Das Bild zeigt eine überflutete Straße.

Neue Starkregen-Prüfanlage in Gelsenkirchen

  • Weltweit einzigartige Test-Anlage in Gelsenkirchen
  • Ziel: Überflutungen durch Starkregen verhindern
  • Inbetriebnahme in zwei Jahren

Das Gelsenkirchener Institut für Unterirdische Infrastruktur (IKT) will eine weltweit einzigartige Test-Anlage bauen, um Starkregen und urbane Überflutung zu erforschen. Am Dienstag (27.11.2018) wurde der millionenschwere Förderbescheid offiziell durch NRW-Umweltministerin Ursula Heinen-Esser übergeben.

Ziel des Projektes ist es, in Zukunft Überflutungen durch lokale Starkregen zu verhindern und so Menschen und Gebäude zu schützen.

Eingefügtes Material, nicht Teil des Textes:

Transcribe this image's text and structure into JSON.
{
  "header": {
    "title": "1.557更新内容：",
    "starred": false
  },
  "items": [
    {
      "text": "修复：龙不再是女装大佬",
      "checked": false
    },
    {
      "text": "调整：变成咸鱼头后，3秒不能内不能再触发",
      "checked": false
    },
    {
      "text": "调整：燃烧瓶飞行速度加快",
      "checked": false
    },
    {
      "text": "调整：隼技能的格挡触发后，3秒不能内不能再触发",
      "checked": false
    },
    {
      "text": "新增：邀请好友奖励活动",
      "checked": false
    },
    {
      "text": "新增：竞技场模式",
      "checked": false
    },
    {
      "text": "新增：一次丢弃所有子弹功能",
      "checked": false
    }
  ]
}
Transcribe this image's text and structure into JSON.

Heftige Starkregen sind in den letzten Jahren immer häufiger aufgetreten und haben oft hohe Schäden verursacht. Auch Menschen kamen zu Schaden.

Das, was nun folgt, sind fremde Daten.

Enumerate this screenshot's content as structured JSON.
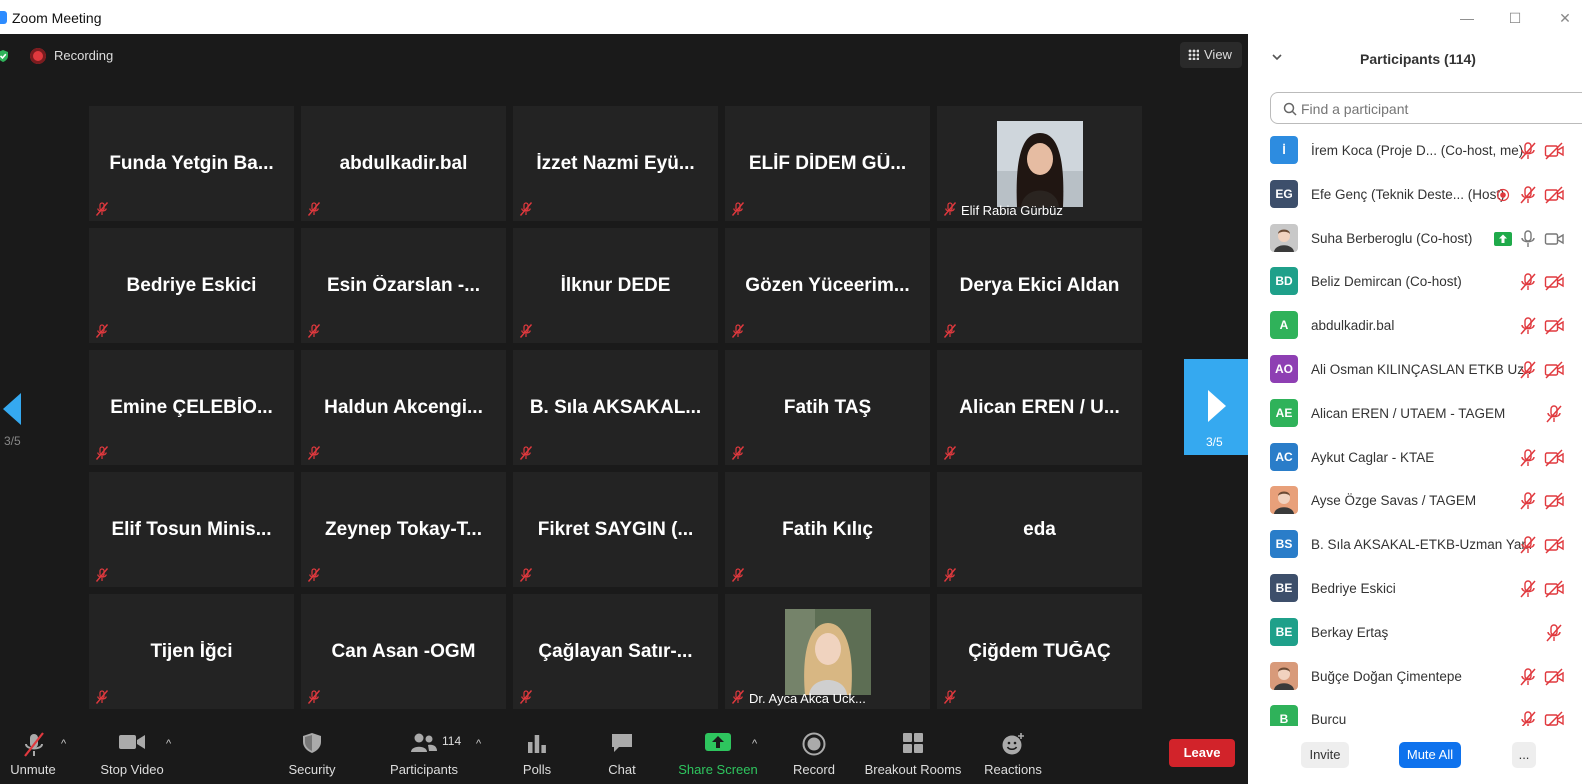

Computersimulation reicht nicht

Wegen der komplexen urbanen Verhältnisse, vor allem in Innenstädten, lassen sich Lösungen nur schwer allein am Computer erarbeiten. Die Dynamik des Regenwassers und dessen Fließverhalten im städtischen Raum bringen die Simulationsmodelle laut IKT schnell an ihre Grenzen.

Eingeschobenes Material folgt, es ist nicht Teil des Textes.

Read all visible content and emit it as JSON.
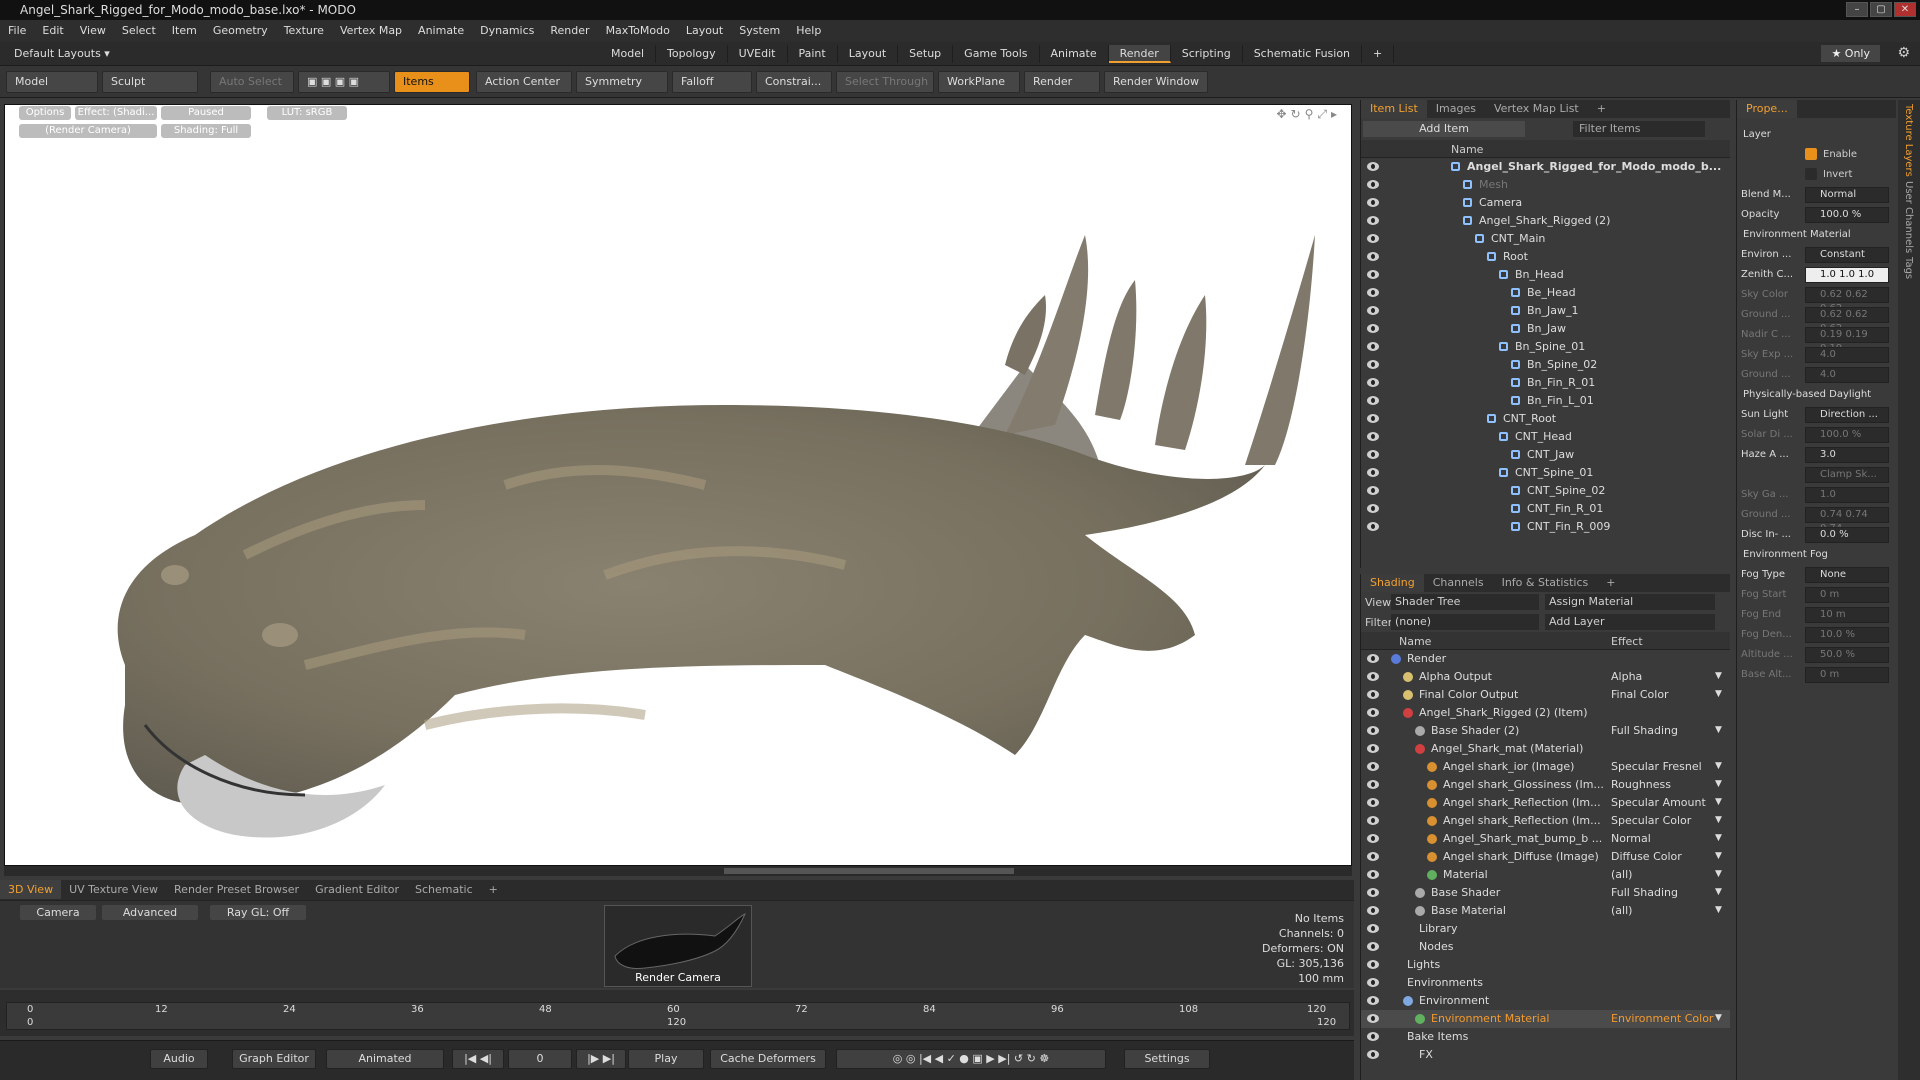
{
  "title": "Angel_Shark_Rigged_for_Modo_modo_base.lxo* - MODO",
  "menu": [
    "File",
    "Edit",
    "View",
    "Select",
    "Item",
    "Geometry",
    "Texture",
    "Vertex Map",
    "Animate",
    "Dynamics",
    "Render",
    "MaxToModo",
    "Layout",
    "System",
    "Help"
  ],
  "layouts": {
    "default": "Default Layouts ▾",
    "tabs": [
      "Model",
      "Topology",
      "UVEdit",
      "Paint",
      "Layout",
      "Setup",
      "Game Tools",
      "Animate",
      "Render",
      "Scripting",
      "Schematic Fusion",
      "+"
    ],
    "active": "Render",
    "only": "★ Only"
  },
  "toolbar": {
    "model": "Model",
    "sculpt": "Sculpt",
    "auto_select": "Auto Select",
    "items": "Items",
    "action_center": "Action Center",
    "symmetry": "Symmetry",
    "falloff": "Falloff",
    "constrain": "Constrai...",
    "select_through": "Select Through",
    "workplane": "WorkPlane",
    "render": "Render",
    "render_window": "Render Window"
  },
  "viewport": {
    "options": "Options",
    "effect": "Effect: (Shadi...",
    "paused": "Paused",
    "lut": "LUT: sRGB",
    "camera": "(Render Camera)",
    "shading": "Shading: Full"
  },
  "bottom_tabs": [
    "3D View",
    "UV Texture View",
    "Render Preset Browser",
    "Gradient Editor",
    "Schematic",
    "+"
  ],
  "bottom_view": {
    "camera": "Camera",
    "advanced": "Advanced",
    "raygl": "Ray GL: Off",
    "thumb_label": "Render Camera",
    "stats": [
      "No Items",
      "Channels: 0",
      "Deformers: ON",
      "GL: 305,136",
      "100 mm"
    ]
  },
  "timeline": {
    "ticks": [
      "0",
      "12",
      "24",
      "36",
      "48",
      "60",
      "72",
      "84",
      "96",
      "108",
      "120"
    ],
    "sub": [
      "0",
      "120",
      "120"
    ]
  },
  "transport": {
    "audio": "Audio",
    "graph_editor": "Graph Editor",
    "mode": "Animated",
    "frame": "0",
    "play": "Play",
    "cache": "Cache Deformers",
    "settings": "Settings"
  },
  "itemlist": {
    "tabs": [
      "Item List",
      "Images",
      "Vertex Map List",
      "+"
    ],
    "add_item": "Add Item",
    "filter": "Filter Items",
    "name_col": "Name",
    "rows": [
      {
        "n": "Angel_Shark_Rigged_for_Modo_modo_b...",
        "d": 6,
        "b": true
      },
      {
        "n": "Mesh",
        "d": 7,
        "dim": true
      },
      {
        "n": "Camera",
        "d": 7
      },
      {
        "n": "Angel_Shark_Rigged (2)",
        "d": 7
      },
      {
        "n": "CNT_Main",
        "d": 8
      },
      {
        "n": "Root",
        "d": 9
      },
      {
        "n": "Bn_Head",
        "d": 10
      },
      {
        "n": "Be_Head",
        "d": 11
      },
      {
        "n": "Bn_Jaw_1",
        "d": 11
      },
      {
        "n": "Bn_Jaw",
        "d": 11
      },
      {
        "n": "Bn_Spine_01",
        "d": 10
      },
      {
        "n": "Bn_Spine_02",
        "d": 11
      },
      {
        "n": "Bn_Fin_R_01",
        "d": 11
      },
      {
        "n": "Bn_Fin_L_01",
        "d": 11
      },
      {
        "n": "CNT_Root",
        "d": 9
      },
      {
        "n": "CNT_Head",
        "d": 10
      },
      {
        "n": "CNT_Jaw",
        "d": 11
      },
      {
        "n": "CNT_Spine_01",
        "d": 10
      },
      {
        "n": "CNT_Spine_02",
        "d": 11
      },
      {
        "n": "CNT_Fin_R_01",
        "d": 11
      },
      {
        "n": "CNT_Fin_R_009",
        "d": 11
      }
    ]
  },
  "shading": {
    "tabs": [
      "Shading",
      "Channels",
      "Info & Statistics",
      "+"
    ],
    "view_label": "View",
    "view_val": "Shader Tree",
    "assign": "Assign Material",
    "filter_label": "Filter",
    "filter_val": "(none)",
    "add_layer": "Add Layer",
    "name_col": "Name",
    "effect_col": "Effect",
    "rows": [
      {
        "n": "Render",
        "e": "",
        "d": 1,
        "c": "#5a7ad8"
      },
      {
        "n": "Alpha Output",
        "e": "Alpha",
        "d": 2,
        "c": "#d8c070"
      },
      {
        "n": "Final Color Output",
        "e": "Final Color",
        "d": 2,
        "c": "#d8c070"
      },
      {
        "n": "Angel_Shark_Rigged (2) (Item)",
        "e": "",
        "d": 2,
        "c": "#d04040"
      },
      {
        "n": "Base Shader (2)",
        "e": "Full Shading",
        "d": 3,
        "c": "#aaaaaa"
      },
      {
        "n": "Angel_Shark_mat (Material)",
        "e": "",
        "d": 3,
        "c": "#d04040"
      },
      {
        "n": "Angel shark_ior (Image)",
        "e": "Specular Fresnel",
        "d": 4,
        "c": "#d89030"
      },
      {
        "n": "Angel shark_Glossiness (Im...",
        "e": "Roughness",
        "d": 4,
        "c": "#d89030"
      },
      {
        "n": "Angel shark_Reflection (Im...",
        "e": "Specular Amount",
        "d": 4,
        "c": "#d89030"
      },
      {
        "n": "Angel shark_Reflection (Im...",
        "e": "Specular Color",
        "d": 4,
        "c": "#d89030"
      },
      {
        "n": "Angel_Shark_mat_bump_b ...",
        "e": "Normal",
        "d": 4,
        "c": "#d89030"
      },
      {
        "n": "Angel shark_Diffuse (Image)",
        "e": "Diffuse Color",
        "d": 4,
        "c": "#d89030"
      },
      {
        "n": "Material",
        "e": "(all)",
        "d": 4,
        "c": "#60b060"
      },
      {
        "n": "Base Shader",
        "e": "Full Shading",
        "d": 3,
        "c": "#aaaaaa"
      },
      {
        "n": "Base Material",
        "e": "(all)",
        "d": 3,
        "c": "#aaaaaa"
      },
      {
        "n": "Library",
        "e": "",
        "d": 2,
        "c": ""
      },
      {
        "n": "Nodes",
        "e": "",
        "d": 2,
        "c": ""
      },
      {
        "n": "Lights",
        "e": "",
        "d": 1,
        "c": ""
      },
      {
        "n": "Environments",
        "e": "",
        "d": 1,
        "c": ""
      },
      {
        "n": "Environment",
        "e": "",
        "d": 2,
        "c": "#7ea8e0"
      },
      {
        "n": "Environment Material",
        "e": "Environment Color",
        "d": 3,
        "c": "#60b060",
        "sel": true
      },
      {
        "n": "Bake Items",
        "e": "",
        "d": 1,
        "c": ""
      },
      {
        "n": "FX",
        "e": "",
        "d": 2,
        "c": ""
      }
    ]
  },
  "props": {
    "tab": "Prope...",
    "layer": "Layer",
    "enable": "Enable",
    "invert": "Invert",
    "rows": [
      {
        "l": "Blend M...",
        "v": "Normal"
      },
      {
        "l": "Opacity",
        "v": "100.0 %"
      },
      {
        "sec": "Environment Material"
      },
      {
        "l": "Environ ...",
        "v": "Constant"
      },
      {
        "l": "Zenith C...",
        "v": "1.0  1.0  1.0",
        "hi": true
      },
      {
        "l": "Sky Color",
        "v": "0.62 0.62 0.62",
        "dis": true
      },
      {
        "l": "Ground ...",
        "v": "0.62 0.62 0.62",
        "dis": true
      },
      {
        "l": "Nadir C ...",
        "v": "0.19 0.19 0.19",
        "dis": true
      },
      {
        "l": "Sky Exp ...",
        "v": "4.0",
        "dis": true
      },
      {
        "l": "Ground ...",
        "v": "4.0",
        "dis": true
      },
      {
        "sec": "Physically-based Daylight"
      },
      {
        "l": "Sun Light",
        "v": "Direction ..."
      },
      {
        "l": "Solar Di ...",
        "v": "100.0 %",
        "dis": true
      },
      {
        "l": "Haze A ...",
        "v": "3.0"
      },
      {
        "l": "",
        "v": "Clamp Sk...",
        "dis": true
      },
      {
        "l": "Sky Ga ...",
        "v": "1.0",
        "dis": true
      },
      {
        "l": "Ground ...",
        "v": "0.74 0.74 0.74",
        "dis": true
      },
      {
        "l": "Disc In- ...",
        "v": "0.0 %"
      },
      {
        "sec": "Environment Fog"
      },
      {
        "l": "Fog Type",
        "v": "None"
      },
      {
        "l": "Fog Start",
        "v": "0 m",
        "dis": true
      },
      {
        "l": "Fog End",
        "v": "10 m",
        "dis": true
      },
      {
        "l": "Fog Den...",
        "v": "10.0 %",
        "dis": true
      },
      {
        "l": "Altitude ...",
        "v": "50.0 %",
        "dis": true
      },
      {
        "l": "Base Alt...",
        "v": "0 m",
        "dis": true
      }
    ]
  },
  "side_tabs": [
    "Texture Layers",
    "User Channels",
    "Tags"
  ]
}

Daher hat das Institut einen eine neue Anlage konzipiert, die im Maßstab 1:1 gebaut werden soll. So soll möglichst realitätsnah simuliert werden, wie Regenwasser auf Straßen, Wohn- und Gewerbegebieten abfließt.

In der Anlage entsteht ein Stück Straße mit Bordsteinen, Rinnen und Gullys. Die Aufbauten werden dann einer Starkregenmasse von 1.000 Litern pro Sekunde und Hektar ausgesetzt. So wird geprüft, wie gut das Wasser abfließt und wie man Straßen und Wohngebiete starkregen-tauglicher machen kann.

Inbetriebnahme in zwei Jahren

Das Institut forscht schon seit Jahren intensiv in dem Bereich. Die Testanlage soll in zwei Jahren in Betrieb gehen.